Conference road games are always tough, but on paper at least Georgia is a better team than Auburn. "I think Georgia is the surprise team of the conference so far," Gottfried said. "They deserve to be ranked. They're a very, very good team. There is just no stretch in this league that's easy. Look at anyone's schedule, and you just don't see that. The SEC is so balanced; there are no breathers."
Having lost much of their interior game to graduation, the Bulldogs are led by two scoring machines on the perimeter. Guard Ezra Williams is averaging 17.9 points per game and forward Jarvis Hayes is right behind with 16.9. "Their two perimeter players are as good as any pair in the conference," Gottfried said. "Coach Harrick (Georgia Head Coach Jim Harrick) is good at taking what he has and developing that talent into a good basketball team. This year they're more wing oriented."

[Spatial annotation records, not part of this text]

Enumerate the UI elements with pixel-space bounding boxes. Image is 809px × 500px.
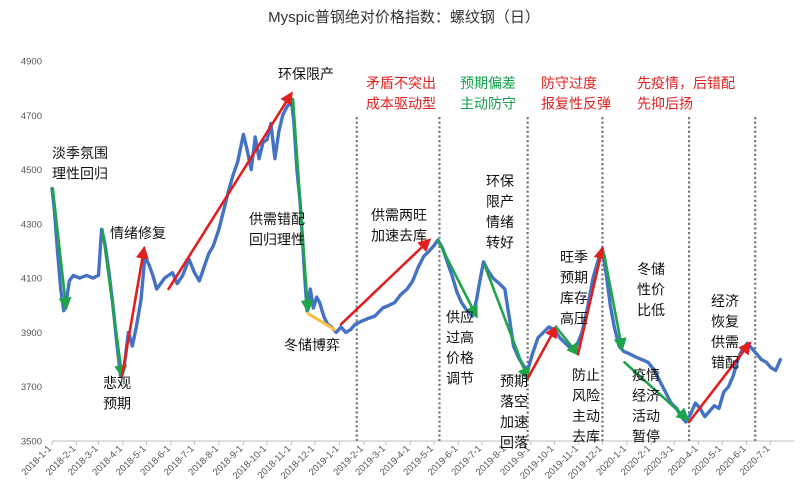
annotation-label: 预期落空加速回落: [500, 374, 528, 452]
price-line: [50, 99, 783, 424]
annotation-label: 防守过度报复性反弹: [541, 76, 611, 113]
trend-arrow-down: [291, 97, 314, 314]
y-tick-label: 4300: [21, 219, 42, 230]
trend-arrow-down: [623, 360, 690, 422]
trend-arrow-up: [120, 245, 149, 378]
trend-arrow-sideways: [306, 311, 337, 332]
y-tick-label: 4900: [21, 57, 42, 68]
trend-arrow-up: [687, 341, 752, 424]
annotation-label: 悲观预期: [103, 375, 131, 413]
trend-arrow-down: [51, 187, 72, 311]
y-tick-label: 3900: [21, 328, 42, 339]
annotation-label: 预期偏差主动防守: [460, 76, 516, 113]
y-tick-label: 4500: [21, 165, 42, 176]
annotation-label: 冬储博弈: [284, 337, 340, 354]
annotation-label: 供应过高价格调节: [446, 309, 474, 388]
annotation-label: 疫情经济活动暂停: [632, 368, 660, 446]
trend-arrow-down: [101, 227, 128, 379]
annotation-label: 旺季预期库存高压: [560, 250, 588, 328]
trend-arrow-up: [167, 91, 293, 291]
annotation-label: 矛盾不突出成本驱动型: [366, 76, 436, 113]
y-tick-label: 3500: [21, 437, 42, 448]
annotation-label: 供需错配回归理性: [249, 212, 305, 249]
y-tick-label: 4700: [21, 111, 42, 122]
annotation-label: 经济恢复供需错配: [711, 294, 739, 372]
annotation-label: 先疫情，后错配先抑后扬: [637, 76, 735, 113]
annotation-label: 冬储性价比低: [637, 262, 665, 319]
trend-arrow-down: [483, 263, 531, 382]
annotation-label: 防止风险主动去库: [572, 368, 600, 446]
annotation-label: 情绪修复: [110, 225, 166, 242]
trend-arrow-down: [602, 252, 627, 352]
trend-arrow-down: [554, 325, 580, 357]
trend-arrow-down: [436, 238, 478, 319]
trend-arrow-up: [526, 324, 558, 380]
trend-arrow-up: [339, 238, 432, 326]
y-tick-label: 4100: [21, 274, 42, 285]
annotation-label: 环保限产: [278, 67, 334, 83]
annotation-label: 环保限产情绪转好: [486, 174, 514, 252]
plot-area: 350037003900410043004500470049002018-1-1…: [19, 57, 794, 482]
chart-title: Myspic普钢绝对价格指数：螺纹钢（日）: [268, 9, 540, 26]
y-tick-label: 3700: [21, 382, 42, 393]
annotation-label: 淡季氛围理性回归: [52, 146, 108, 183]
trend-arrow-up: [576, 245, 607, 356]
annotation-label: 供需两旺加速去库: [371, 208, 427, 245]
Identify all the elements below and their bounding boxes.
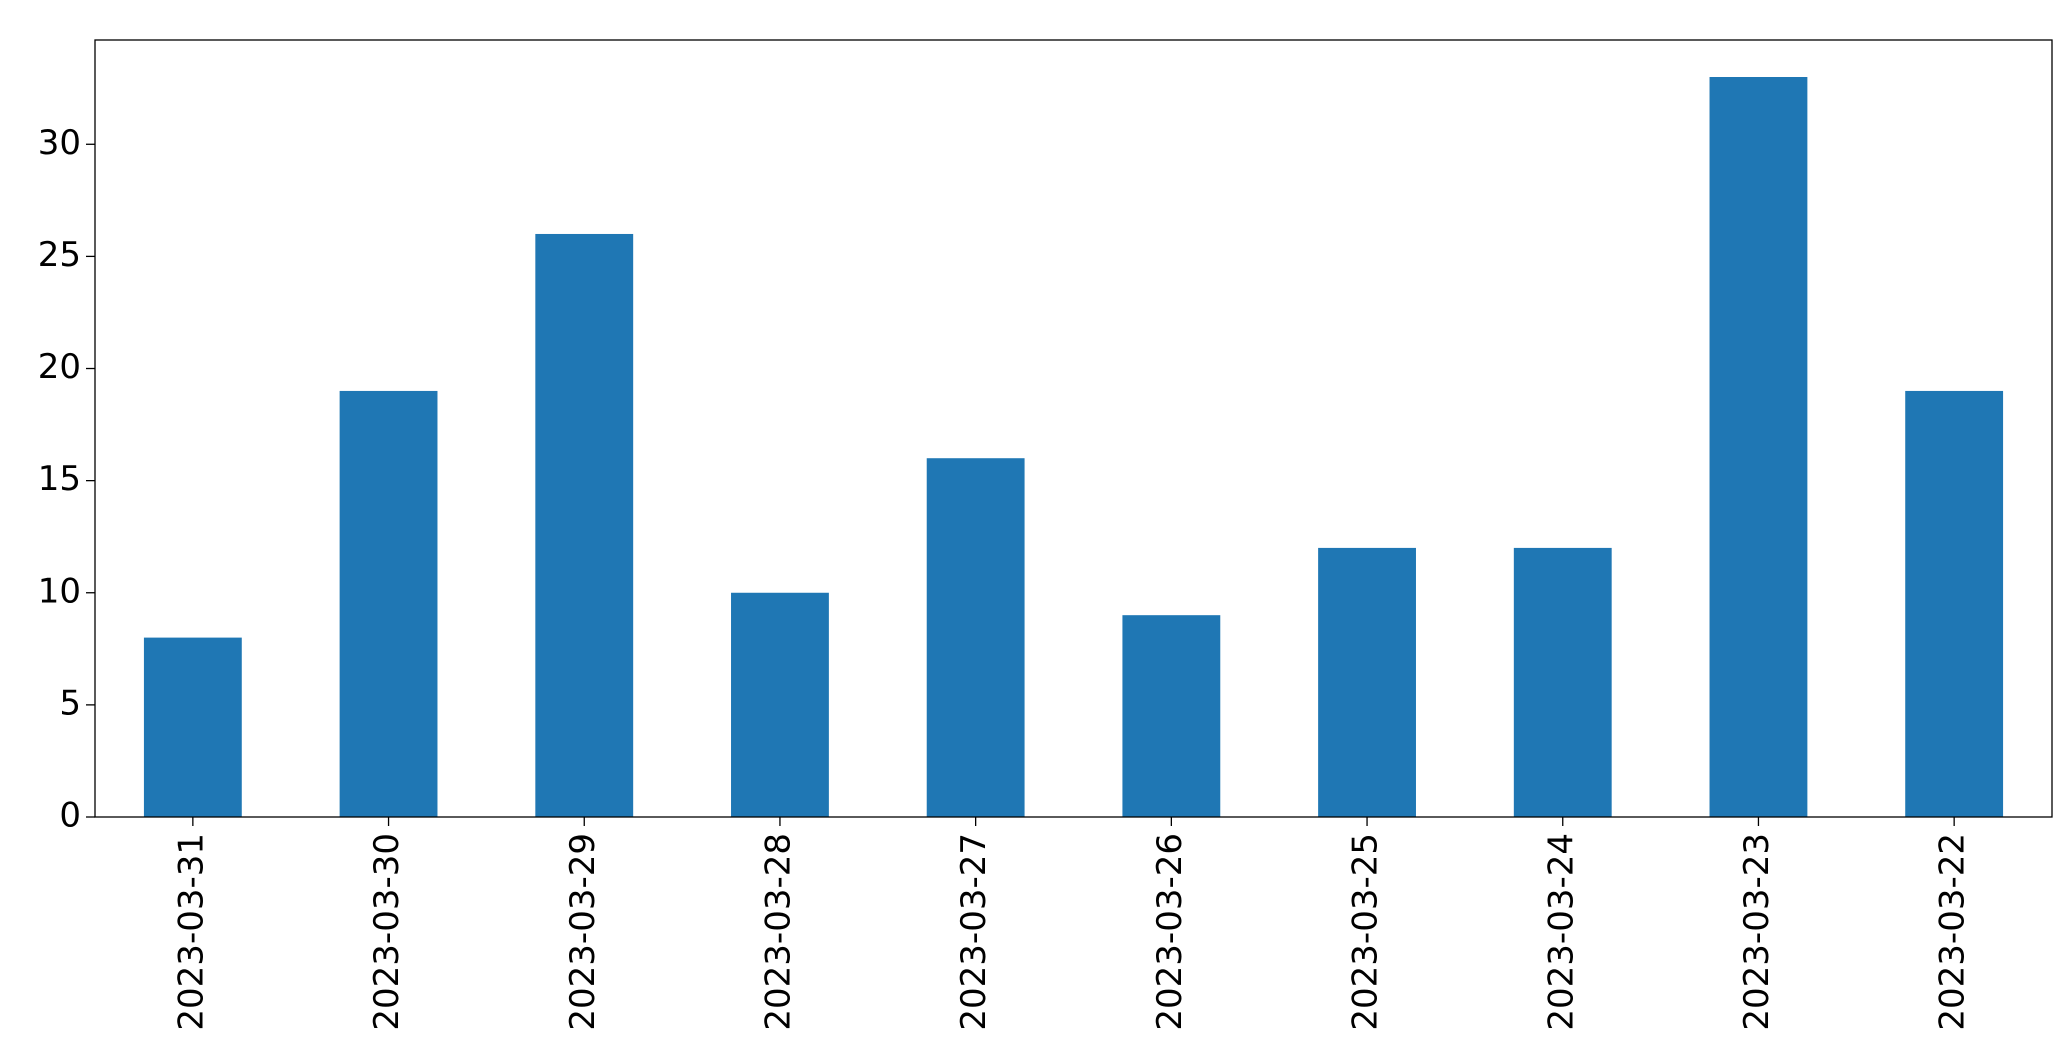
x-tick-label: 2023-03-29 [563, 833, 603, 1031]
x-tick-label: 2023-03-25 [1346, 833, 1386, 1031]
y-tick-label: 30 [38, 123, 81, 163]
x-tick-label: 2023-03-28 [758, 833, 798, 1031]
y-tick-label: 25 [38, 235, 81, 275]
bar [143, 637, 242, 817]
bar [1122, 615, 1221, 817]
y-tick-label: 10 [38, 571, 81, 611]
bar [731, 592, 829, 817]
plot-frame [94, 39, 2053, 818]
y-tick-label: 20 [38, 347, 81, 387]
x-tick-label: 2023-03-22 [1933, 833, 1973, 1031]
bar [339, 390, 438, 817]
bar [1318, 547, 1416, 817]
bar [1709, 77, 1808, 817]
bar [1905, 390, 2004, 817]
y-tick-label: 0 [59, 796, 81, 836]
y-tick-label: 15 [38, 459, 81, 499]
x-tick-label: 2023-03-26 [1150, 833, 1190, 1031]
x-tick-label: 2023-03-27 [954, 833, 994, 1031]
bar [1513, 547, 1612, 817]
bar [535, 233, 634, 817]
bar [926, 458, 1025, 817]
x-tick-label: 2023-03-30 [367, 833, 407, 1031]
x-tick-label: 2023-03-31 [171, 833, 211, 1031]
x-tick-label: 2023-03-23 [1737, 833, 1777, 1031]
y-tick-label: 5 [59, 683, 81, 723]
x-tick-label: 2023-03-24 [1541, 833, 1581, 1031]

"Jarvis Hayes is probably the most impressive newcomer in our league this year," Gottfried continued. "Any time you go on the road at Kentucky and get 30 points. 30 points in a win, not a loss, that says something. He's strong and he's aggressive."

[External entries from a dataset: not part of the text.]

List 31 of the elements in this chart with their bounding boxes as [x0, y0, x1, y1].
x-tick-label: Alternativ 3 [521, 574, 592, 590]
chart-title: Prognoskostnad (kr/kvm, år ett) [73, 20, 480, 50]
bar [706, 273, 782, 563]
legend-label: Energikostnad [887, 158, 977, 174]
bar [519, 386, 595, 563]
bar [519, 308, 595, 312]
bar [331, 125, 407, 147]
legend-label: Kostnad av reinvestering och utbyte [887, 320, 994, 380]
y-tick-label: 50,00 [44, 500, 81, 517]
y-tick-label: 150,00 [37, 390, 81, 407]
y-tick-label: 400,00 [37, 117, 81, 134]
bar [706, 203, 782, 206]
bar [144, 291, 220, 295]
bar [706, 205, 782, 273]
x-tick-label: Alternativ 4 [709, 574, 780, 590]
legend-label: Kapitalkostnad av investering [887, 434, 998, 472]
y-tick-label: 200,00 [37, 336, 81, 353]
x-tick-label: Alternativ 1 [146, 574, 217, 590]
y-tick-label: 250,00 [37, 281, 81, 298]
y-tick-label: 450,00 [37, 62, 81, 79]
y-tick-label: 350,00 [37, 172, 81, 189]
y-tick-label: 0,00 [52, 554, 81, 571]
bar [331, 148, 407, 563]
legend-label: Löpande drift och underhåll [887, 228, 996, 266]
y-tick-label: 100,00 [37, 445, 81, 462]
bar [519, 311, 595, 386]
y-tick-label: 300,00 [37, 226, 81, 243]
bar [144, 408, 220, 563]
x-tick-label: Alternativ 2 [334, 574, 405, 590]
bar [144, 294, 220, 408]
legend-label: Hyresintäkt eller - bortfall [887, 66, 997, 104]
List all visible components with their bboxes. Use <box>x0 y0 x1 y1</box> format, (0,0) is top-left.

Tide center Kenny Walker got into foul trouble Saturday, forcing Gottfried to go with a smaller lineup. At one point late in the game, Bama's lineup consisted of forward Erwin Dudley and four guards. "I think our small lineup helped us," Gottfried said. "They were in there when we went on that 13-0 run. That group gave us a great run. I went with them because they gave us a lot of quickness on defense. If Kenny (or Erwin) gets into foul trouble, then we get small very quick."

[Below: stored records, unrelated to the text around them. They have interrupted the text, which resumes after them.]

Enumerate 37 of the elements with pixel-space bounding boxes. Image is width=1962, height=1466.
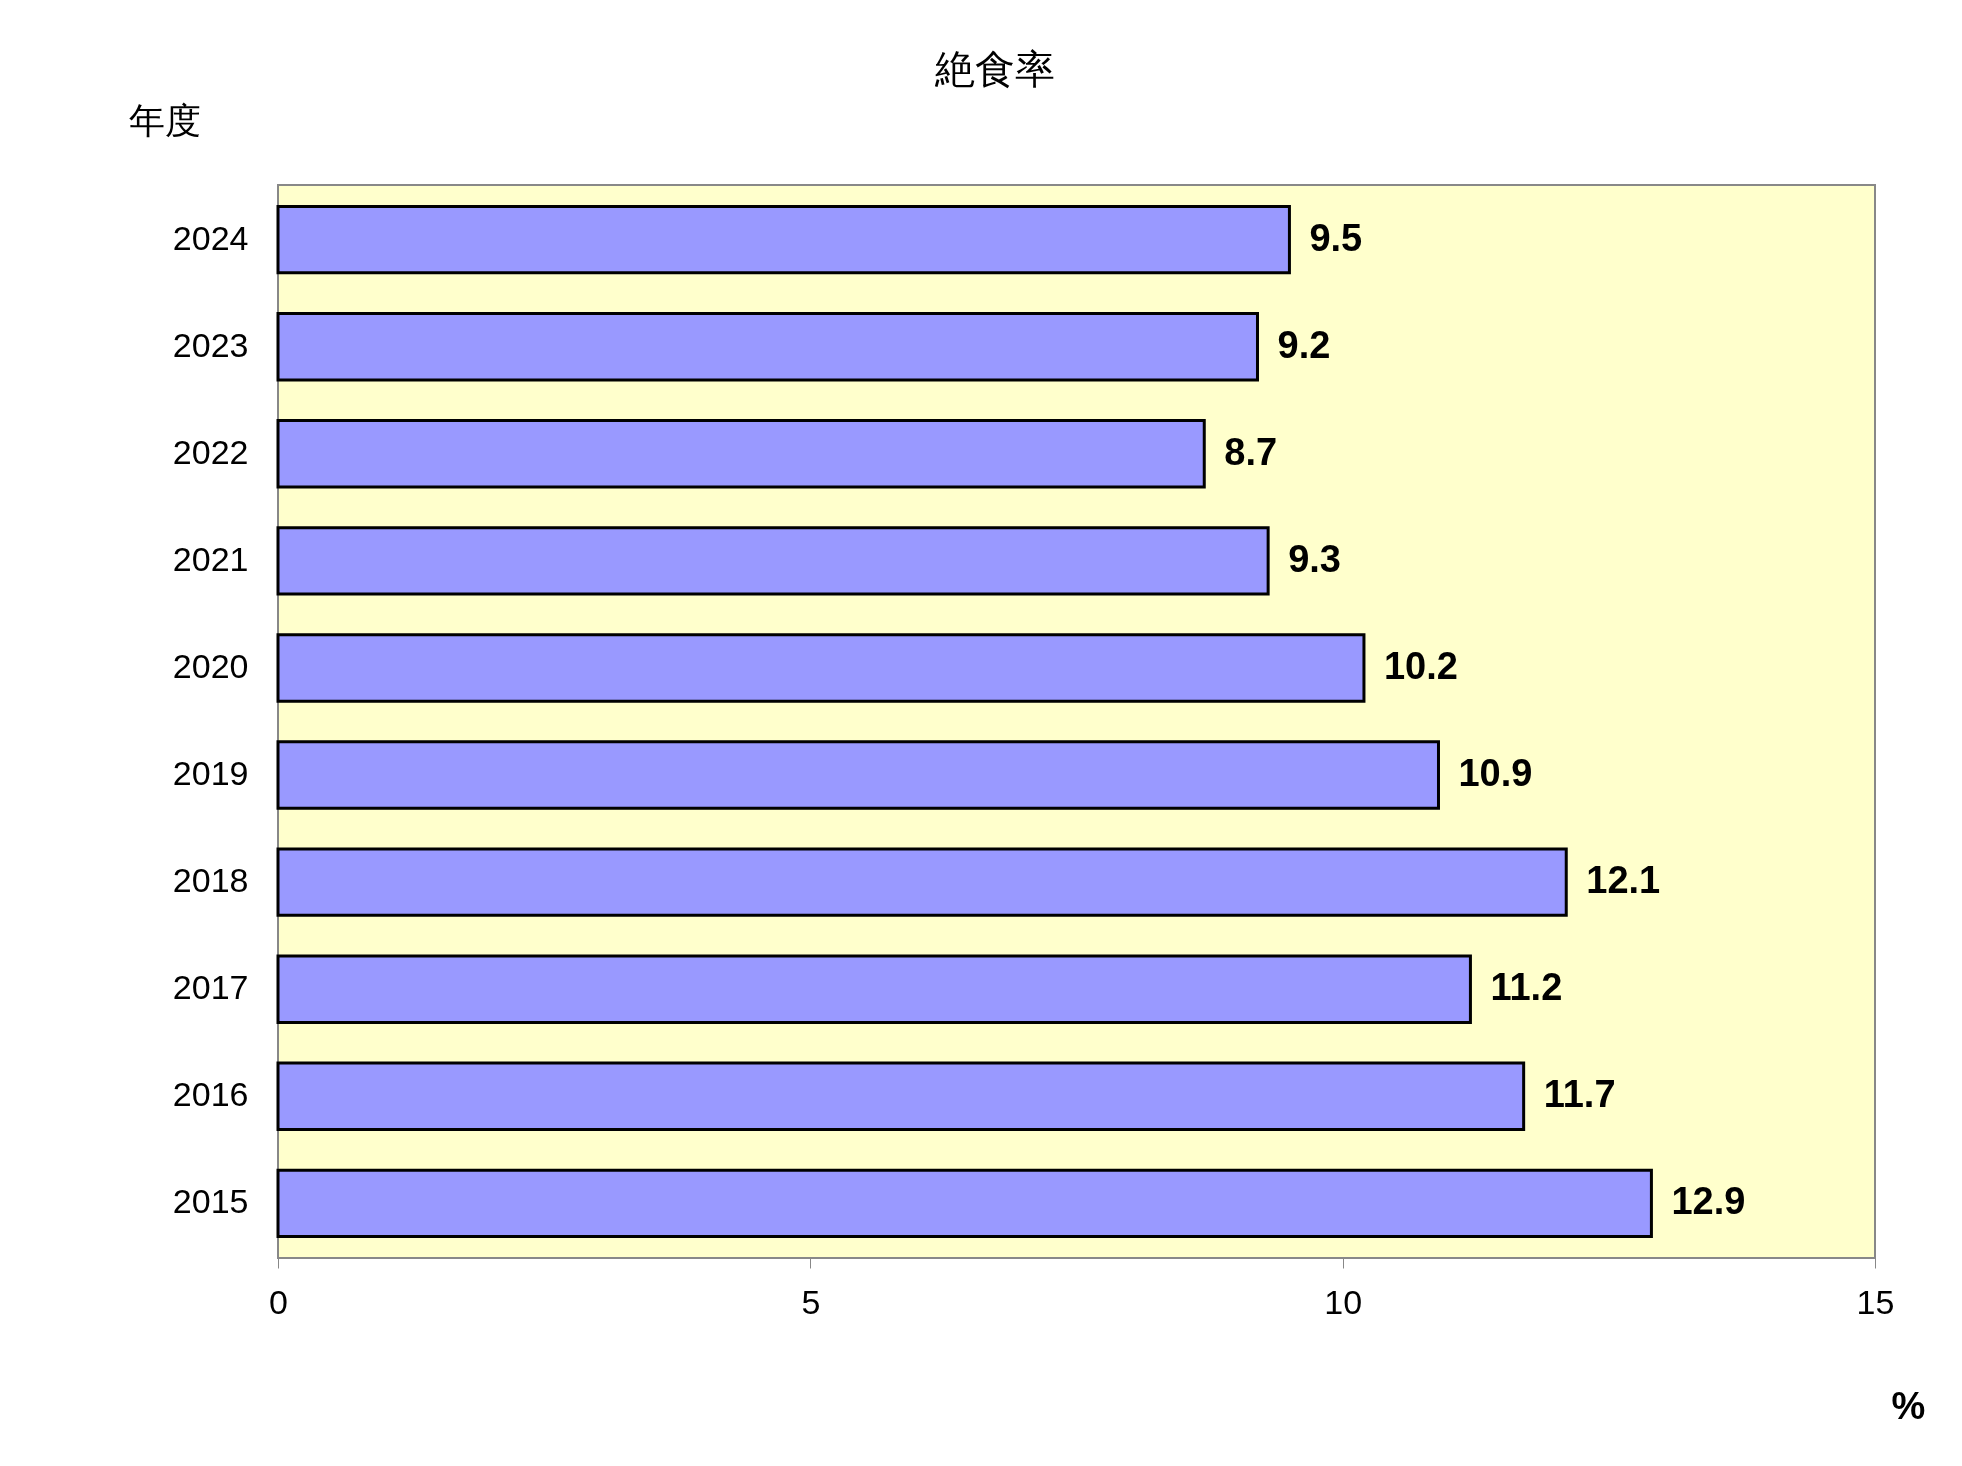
y-tick-label: 2019	[172, 754, 249, 793]
bar	[276, 633, 1366, 703]
bar	[276, 312, 1259, 382]
data-label: 11.7	[1543, 1073, 1616, 1116]
x-tick-label: 5	[801, 1282, 821, 1321]
x-axis-title: %	[1891, 1384, 1926, 1427]
x-tick-label: 15	[1856, 1282, 1895, 1321]
bar	[276, 419, 1206, 489]
y-tick-label: 2020	[172, 646, 249, 685]
y-tick-label: 2018	[172, 861, 249, 900]
data-label: 9.5	[1309, 216, 1363, 259]
bar	[276, 740, 1440, 810]
x-tick-label: 10	[1324, 1282, 1363, 1321]
y-tick-label: 2022	[172, 432, 249, 471]
x-tick-label: 0	[269, 1282, 288, 1321]
bar	[276, 204, 1291, 275]
data-label: 12.9	[1671, 1180, 1746, 1223]
bar	[276, 954, 1472, 1024]
data-label: 10.2	[1383, 644, 1458, 687]
data-label: 10.9	[1458, 752, 1533, 795]
data-label: 8.7	[1224, 430, 1278, 473]
chart-title: 絶食率	[933, 47, 1055, 91]
y-tick-label: 2024	[172, 218, 249, 257]
bar	[276, 526, 1270, 596]
y-axis-title: 年度	[128, 99, 201, 141]
bar	[276, 1168, 1653, 1239]
y-tick-label: 2023	[172, 325, 249, 364]
y-tick-label: 2021	[172, 539, 249, 578]
y-tick-label: 2017	[172, 968, 249, 1007]
bar	[276, 1061, 1526, 1131]
data-label: 12.1	[1586, 859, 1661, 902]
data-label: 9.3	[1288, 537, 1341, 580]
y-tick-label: 2016	[172, 1075, 249, 1114]
data-label: 9.2	[1277, 323, 1331, 366]
data-label: 11.2	[1490, 966, 1563, 1009]
bar	[276, 847, 1568, 917]
y-tick-label: 2015	[172, 1182, 249, 1221]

With three assists and seven points off the bench, Gottfried singled out reserve point guard Antoine Pettway for praise. "Antoine gives us an emotional lift. He just plays hard. He's one of those players that when you put him in, you almost always don't want to take him out."
Playing in his first conference game on the road, true freshman Mo Williams totaled 12 points, nine rebounds and four assists. "Mo played well--very aggressive," Gottfried said. "He took good shots, pushed the ball on the break. He'll make a difference for us this year."
Gottfried was an assistant to Harrick at UCLA, and the two coaches worked together during the Bruins' national championship run in 1995. So the two teams will have few secrets this Wednesday. "He's familiar with us," Gottfried acknowledged. "At times last year I thought (Georgia and Alabama) mirrored each other. There will be no surprises on either side. It will come down to which team executes better."
With only Walker and Dudley as proven players on the inside, Alabama has to rely on the long-range shooting of its talented wing players. But so far in conference play the Tide is only shooting 28 percent from beyond the 3-point arc. "That's a concern," Gottfried said. "Rod (Grizzard) took a few shots (Saturday) that weren't so good, but Terrance Meade had great shots. He needs to take those when they're there. I think we can be a good shooting team, but so far we haven't shown that."